EV mandates for the trucking industry are an enormous mistake for many reasons validated by a new study from the American Transportation Research Institute. The report, Renewable Diesel – A Catalyst for Decarbonization, provides data using the U.S. Department of Energy’s GREET model that proves renewable diesel (RD) has a much smaller carbon footprint over its lifecycle than do battery-electric trucks, and that widescale adoption of RD in trucking can be achieved at a fraction of the cost of electrification.
To be clear: the trucking industry is not opposed to battery-electric vehicles (BEV). Some fleets are testing them, and the initial results are mixed at best. What’s abundantly clear from early adopters of this technology is that the hurdles to widescale adoption are so massive and undeniable that target and timelines mandated by the U.S. Environmental Protection Agency (EPA) and the California Air Resources Board (CARB) can be described as nothing more than utterly disconnected from reality.

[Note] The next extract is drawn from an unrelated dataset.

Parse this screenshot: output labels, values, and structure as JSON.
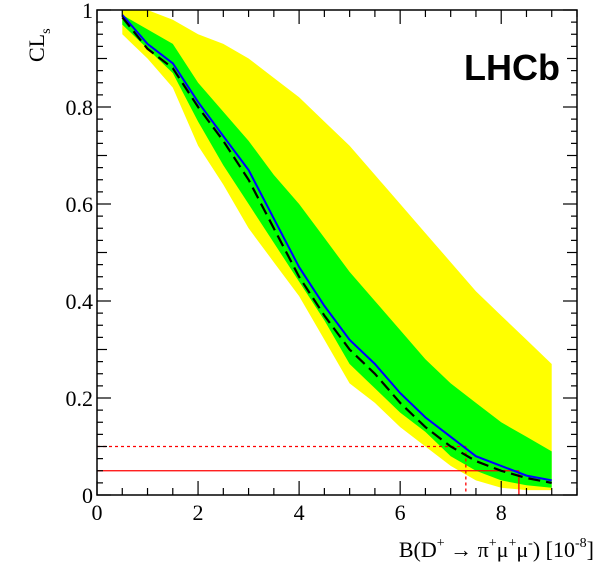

This week a fleet manager for PITT OHIO, an early-adopter of BEV trucks, testified on Capitol Hill to explain the real-world challenges of commercial vehicle electrification to members of Congress:
What we do oppose are one-size-fits-all mandates that impose singular technologies onto an extremely varied industry like trucking while ruling out alternative fuel sources that offer greater environmental, operational, and financial benefits. Just as any good toolbox contains a diverse set of tools, each designed for specific tasks, the trucking industry needs a range of technologies tailored to different operational needs. Hammers are great at driving nails, but it’s not advisable to build a house with just a hammer. BEV trucks might work well in specific trucking operations, such as urban delivery and school buses–but you cannot move the entire U.S. economy on battery-electric alone.

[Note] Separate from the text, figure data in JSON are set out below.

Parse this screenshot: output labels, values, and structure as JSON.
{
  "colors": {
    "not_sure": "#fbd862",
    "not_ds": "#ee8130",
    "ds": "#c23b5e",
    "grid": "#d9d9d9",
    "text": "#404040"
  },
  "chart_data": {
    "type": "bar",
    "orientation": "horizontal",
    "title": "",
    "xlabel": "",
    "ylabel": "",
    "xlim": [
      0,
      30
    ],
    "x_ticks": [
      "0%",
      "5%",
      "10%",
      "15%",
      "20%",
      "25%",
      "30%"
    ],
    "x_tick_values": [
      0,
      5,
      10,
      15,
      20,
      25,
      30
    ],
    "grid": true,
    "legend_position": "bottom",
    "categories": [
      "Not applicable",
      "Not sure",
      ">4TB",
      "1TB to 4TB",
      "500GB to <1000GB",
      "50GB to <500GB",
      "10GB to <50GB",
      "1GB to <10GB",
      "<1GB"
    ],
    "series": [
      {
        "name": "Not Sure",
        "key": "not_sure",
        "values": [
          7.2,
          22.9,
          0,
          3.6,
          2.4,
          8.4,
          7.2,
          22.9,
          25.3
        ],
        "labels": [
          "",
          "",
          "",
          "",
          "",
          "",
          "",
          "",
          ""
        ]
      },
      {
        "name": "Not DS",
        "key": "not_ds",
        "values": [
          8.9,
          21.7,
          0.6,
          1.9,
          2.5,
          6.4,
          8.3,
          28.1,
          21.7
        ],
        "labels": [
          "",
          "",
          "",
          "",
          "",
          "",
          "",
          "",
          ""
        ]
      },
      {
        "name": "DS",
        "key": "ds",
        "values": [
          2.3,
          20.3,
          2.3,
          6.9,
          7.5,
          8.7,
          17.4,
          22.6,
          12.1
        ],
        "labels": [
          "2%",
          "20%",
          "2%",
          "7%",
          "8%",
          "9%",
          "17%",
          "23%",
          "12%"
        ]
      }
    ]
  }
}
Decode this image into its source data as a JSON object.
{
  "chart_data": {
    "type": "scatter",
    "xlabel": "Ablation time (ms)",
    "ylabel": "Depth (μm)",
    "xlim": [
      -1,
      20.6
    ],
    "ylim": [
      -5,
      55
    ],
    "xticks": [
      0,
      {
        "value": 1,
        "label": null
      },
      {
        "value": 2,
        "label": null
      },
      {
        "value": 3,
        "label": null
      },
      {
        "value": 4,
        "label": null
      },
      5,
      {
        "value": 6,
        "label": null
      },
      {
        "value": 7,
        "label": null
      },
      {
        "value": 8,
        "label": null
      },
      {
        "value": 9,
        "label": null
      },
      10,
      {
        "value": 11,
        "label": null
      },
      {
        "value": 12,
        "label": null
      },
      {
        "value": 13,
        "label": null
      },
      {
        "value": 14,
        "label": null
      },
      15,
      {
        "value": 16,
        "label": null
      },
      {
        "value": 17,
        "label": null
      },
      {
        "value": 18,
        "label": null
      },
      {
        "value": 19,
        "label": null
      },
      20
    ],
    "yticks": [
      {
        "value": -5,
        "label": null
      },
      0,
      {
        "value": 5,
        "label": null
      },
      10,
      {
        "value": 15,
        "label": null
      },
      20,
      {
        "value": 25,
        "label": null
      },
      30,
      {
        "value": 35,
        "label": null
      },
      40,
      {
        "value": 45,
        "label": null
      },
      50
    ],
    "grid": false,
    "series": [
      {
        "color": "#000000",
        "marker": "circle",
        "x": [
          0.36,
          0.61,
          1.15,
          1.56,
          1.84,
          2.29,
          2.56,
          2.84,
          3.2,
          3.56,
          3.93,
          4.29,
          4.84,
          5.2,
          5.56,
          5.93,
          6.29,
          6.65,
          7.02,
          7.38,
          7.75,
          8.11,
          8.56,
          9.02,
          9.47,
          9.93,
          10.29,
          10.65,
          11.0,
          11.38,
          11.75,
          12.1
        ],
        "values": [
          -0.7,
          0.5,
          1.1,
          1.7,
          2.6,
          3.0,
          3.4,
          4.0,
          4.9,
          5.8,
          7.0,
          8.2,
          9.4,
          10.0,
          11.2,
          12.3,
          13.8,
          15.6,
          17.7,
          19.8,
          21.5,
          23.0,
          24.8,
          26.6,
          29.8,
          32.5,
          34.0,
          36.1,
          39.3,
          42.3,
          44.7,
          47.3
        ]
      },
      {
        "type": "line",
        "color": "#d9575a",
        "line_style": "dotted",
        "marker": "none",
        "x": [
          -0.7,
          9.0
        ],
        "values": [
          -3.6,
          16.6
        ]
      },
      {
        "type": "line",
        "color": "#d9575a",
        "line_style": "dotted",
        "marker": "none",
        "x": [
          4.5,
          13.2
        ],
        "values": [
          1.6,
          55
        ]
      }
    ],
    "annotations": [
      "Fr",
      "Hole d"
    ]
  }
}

EPA’s new Greenhouse Gas Phase 3 regulation classifies BEV trucks as “zero-emission,” but that’s only because regulators looked solely at tailpipe emissions and excluded the full life-cycle carbon footprint of battery-electric and other alternatives. It’s no longer a secret that battery-electric trucks are not truly zero-emission vehicles, as the sourcing of rare minerals, the production of Lithium-ion batteries, and the electricity generation and transmission required to power them generate significant carbon emissions. Replacing a petroleum diesel truck with battery-electric does reduce the lifecycle carbon footprint by about 30%. However, substituting renewable diesel in place of petroleum provides a far greater carbon reduction of nearly 70%.